Торбеев нарисовал волнистую линию и сказал вдруг твердо:
– Ущелье, в котором Хорек убил Тархаева, тянется на северо-запад, то есть как раз по пути. Иначе бы Хорек не стал убивать красноармейца. Мулеков испугался, что Тархаев выбрал правильный путь. Назови-ка мне, Петя, остальные буквы.
Петька, прикрывая глаза, чтобы не сбиться, повторил: СГ, СЛГ, СПГ, СЛУ…

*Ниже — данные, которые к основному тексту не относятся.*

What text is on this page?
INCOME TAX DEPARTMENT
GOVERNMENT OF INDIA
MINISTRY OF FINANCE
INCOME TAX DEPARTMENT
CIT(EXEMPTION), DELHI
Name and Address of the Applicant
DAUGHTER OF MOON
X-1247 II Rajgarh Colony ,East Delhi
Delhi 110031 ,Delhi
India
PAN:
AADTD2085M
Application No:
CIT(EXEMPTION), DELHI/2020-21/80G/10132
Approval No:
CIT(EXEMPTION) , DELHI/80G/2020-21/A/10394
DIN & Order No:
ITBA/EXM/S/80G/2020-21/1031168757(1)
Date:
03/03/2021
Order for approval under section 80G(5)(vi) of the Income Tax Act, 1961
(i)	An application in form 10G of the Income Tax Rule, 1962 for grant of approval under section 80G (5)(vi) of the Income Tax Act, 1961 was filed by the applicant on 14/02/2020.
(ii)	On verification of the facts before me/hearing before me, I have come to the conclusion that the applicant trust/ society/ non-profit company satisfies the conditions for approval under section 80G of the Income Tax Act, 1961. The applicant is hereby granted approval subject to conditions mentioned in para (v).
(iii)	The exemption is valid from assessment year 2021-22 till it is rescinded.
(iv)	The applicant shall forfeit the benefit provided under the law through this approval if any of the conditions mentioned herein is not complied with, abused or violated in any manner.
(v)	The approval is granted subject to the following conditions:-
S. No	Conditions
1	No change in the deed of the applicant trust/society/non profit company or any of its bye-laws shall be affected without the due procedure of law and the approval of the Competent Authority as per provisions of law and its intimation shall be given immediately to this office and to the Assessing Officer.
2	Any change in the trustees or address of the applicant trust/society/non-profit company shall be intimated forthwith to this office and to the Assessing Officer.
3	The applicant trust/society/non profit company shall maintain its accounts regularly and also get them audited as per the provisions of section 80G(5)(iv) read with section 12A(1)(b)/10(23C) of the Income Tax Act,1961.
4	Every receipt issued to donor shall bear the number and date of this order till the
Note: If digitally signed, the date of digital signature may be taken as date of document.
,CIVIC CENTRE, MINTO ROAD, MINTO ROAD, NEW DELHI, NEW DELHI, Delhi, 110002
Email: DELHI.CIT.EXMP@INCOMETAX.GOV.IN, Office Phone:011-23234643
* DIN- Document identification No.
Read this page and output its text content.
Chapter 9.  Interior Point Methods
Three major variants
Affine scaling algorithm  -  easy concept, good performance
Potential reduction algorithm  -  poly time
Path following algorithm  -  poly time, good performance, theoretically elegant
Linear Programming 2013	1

Торбеев перестал записывать, за дверью раздался лай собаки.
– Гильза, Гильза, - кто-то звал ее детским голосом.
Но Гильза рычала еще сильней. Дед, кряхтя, слез с нар, показал глазами на стол:
– Живо запрячь!
– и пошел к порогу.
Петька едва успел сунуть дневник за пазуху, как широко распахнулись двери: вошли Люба Тороева и Тимка Булахов. Перебивая друг друга, они сообщили, что Таню и Петьку срочно зовет бабушка.
Торбеев сел на кран скрипучих нар.
– Так уж и скоро? Похлебкой глухариной угощу, а там все вместе и пошагаете. Притом, Тимка, скажи маме, пускай придет ко мне, болячка гноится, и жар по телу идет.